Yacine Jernite, a machine-learning researcher at Hugging Face, a company that provides tools and data to AI developers, characterized the consent crisis as a natural response to the AI industry’s aggressive data-gathering practices.
“Unsurprisingly, we’re seeing blowback from data creators after the text, images and videos they’ve shared online are used to develop commercial systems that sometimes directly threaten their livelihoods,” he said.
But he cautioned that if all AI training data needed to be obtained through licensing deals, it would exclude “researchers and civil society from participating in the governance of the technology.”
Stella Biderman, the executive director of EleutherAI, a nonprofit AI research organization, echoed those fears.
”Major tech companies already have all of the data,” she said. “Changing the license on the data doesn’t retroactively revoke that permission, and the primary impact is on later-arriving actors, who are typically either smaller startups or researchers.”
AI companies have claimed that their use of public web data is legally protected under fair use. But gathering new data has gotten trickier. Some AI executives I’ve spoken to worry about hitting the “data wall” — their term for the point at which all of the training data on the public internet has been exhausted, and the rest has been hidden behind paywalls, blocked by robots.txt or locked up in exclusive deals.
Some companies believe they can scale the data wall by using synthetic data — that is, data that is itself generated by AI systems — to train their models. But many researchers doubt that today’s AI systems are capable of generating enough high-quality synthetic data to replace the human-created data they’re losing.
Another challenge is that while publishers can try to stop AI companies from scraping their data by placing restrictions in their robots.txt files, those requests aren’t legally binding, and compliance is voluntary. (Think of it like a “no trespassing” sign for data, but one without the force of law.)
Major search engines honor these opt-out requests, and several leading AI companies, including OpenAI and Anthropic, have said publicly that they do, too.

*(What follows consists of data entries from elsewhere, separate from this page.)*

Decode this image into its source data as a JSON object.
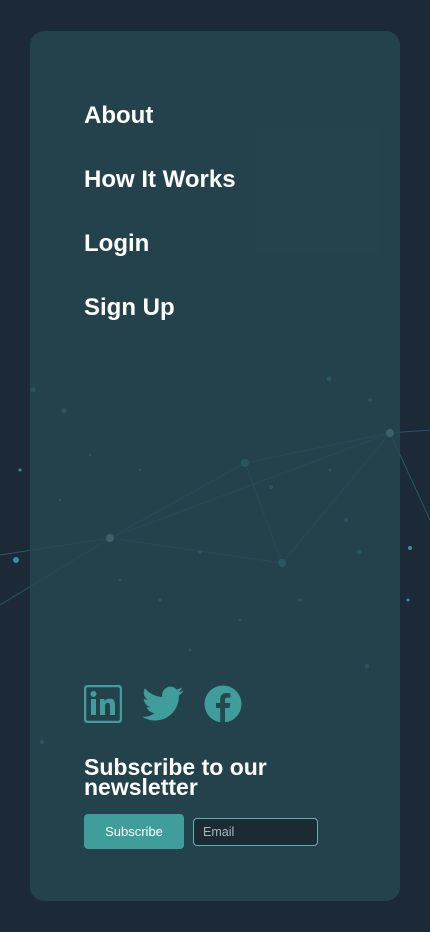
{
  "nav": {
    "items": [
      {
        "label": "About"
      },
      {
        "label": "How It Works"
      },
      {
        "label": "Login"
      },
      {
        "label": "Sign Up"
      }
    ]
  },
  "social": {
    "icons": [
      "linkedin-icon",
      "twitter-icon",
      "facebook-icon"
    ],
    "color": "#3f9e9c"
  },
  "newsletter": {
    "title": "Subscribe to our newsletter",
    "button_label": "Subscribe",
    "email_placeholder": "Email",
    "email_value": ""
  },
  "colors": {
    "background": "#1b2a36",
    "panel": "#264850",
    "accent": "#3f9e9c",
    "text": "#ffffff"
  }
}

But other companies, including the AI-powered search engine Perplexity, have been accused of ignoring them. Perplexity’s CEO, Aravind Srinivas, said that the company respects publishers’ data restrictions. He added that while the company once worked with third-party web crawlers that did not always follow the Robots Exclusion Protocol, it had “made adjustments with our providers to ensure that they follow robots.txt when crawling on Perplexity’s behalf.”

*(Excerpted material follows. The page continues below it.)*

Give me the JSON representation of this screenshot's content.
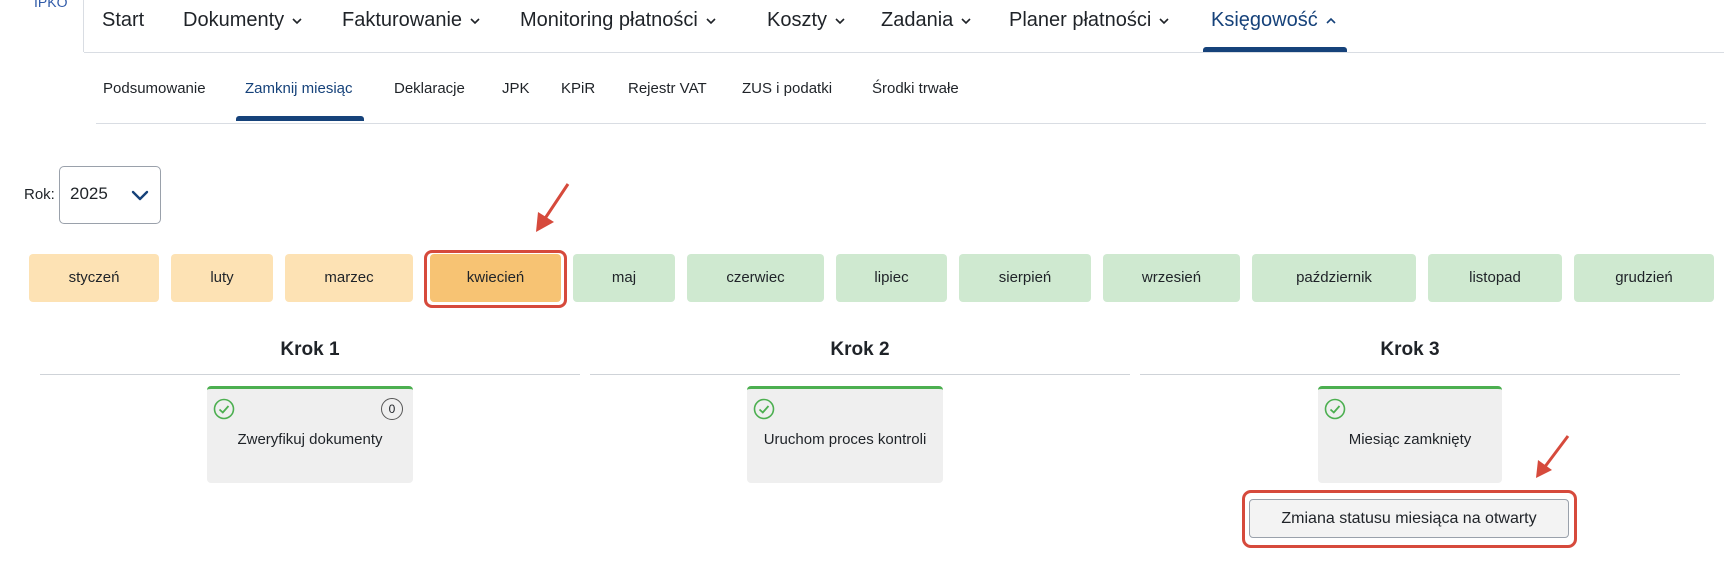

Longpre said that one of the big takeaways from the study is that we need new tools to give website owners more precise ways to control the use of their data. Some sites might object to AI giants using their data to train chatbots for a profit but might be willing to let a nonprofit or educational institution use the same data, he said. Right now, there’s no good way for them to distinguish between those uses, or block one while allowing the other.
But there’s also a lesson here for big AI companies, who have treated the internet as an all-you-can-eat data buffet for years, without giving the owners of that data much of value in return. Eventually, if you take advantage of the web, the web will start shutting its doors.